Avoid Isolation – Encourage Knowledge Development
By refusing to innovate its unique keyboard and open up its operating system, BlackBerry effectively isolated itself from leading app developers and quickly fell behind in product innovation, losing customers as a result. Like BlackBerry, NSSTA and its members have also isolated themselves in multiple respects from other members of the settlement planning professional community – and thereby limited its own knowledge development.
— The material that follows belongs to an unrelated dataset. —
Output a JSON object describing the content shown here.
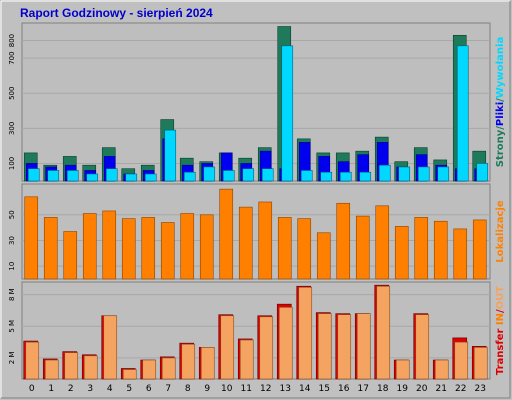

It appears NSSTA has isolated itself in at least three ways. First, NSSTA has had an historic record of semi-official grievances with certain other primary market professional associations which has restricted, if not prevented, proactive interaction and/or cooperation. Second, NSSTA has more recently, likely unintentionally, scheduled its educational conferences to consistently conflict with conferences hosted by other settlement planning professional associations. Third, despite a stated priority to do so, NSSTA and/or its members continue to miss important opportunities to market the benefits of structured settlement to key stakeholder decision makers at events with the American Association for Justice (AAJ), the National Alliance of Medicare Set-Aside Professionals, the Stetson SNT Conference, and the Special Needs Alliance.
Perhaps some company (Google?) will rescue and revive BlackBerry from the scrapheaps of business failure. For structured settlements, in a transitional market, the rise and fall of BlackBerry and the smartphone market itself, provide some warnings, and perhaps instruction, for how to survive as the iPhone of settlement planning and grow moving forward.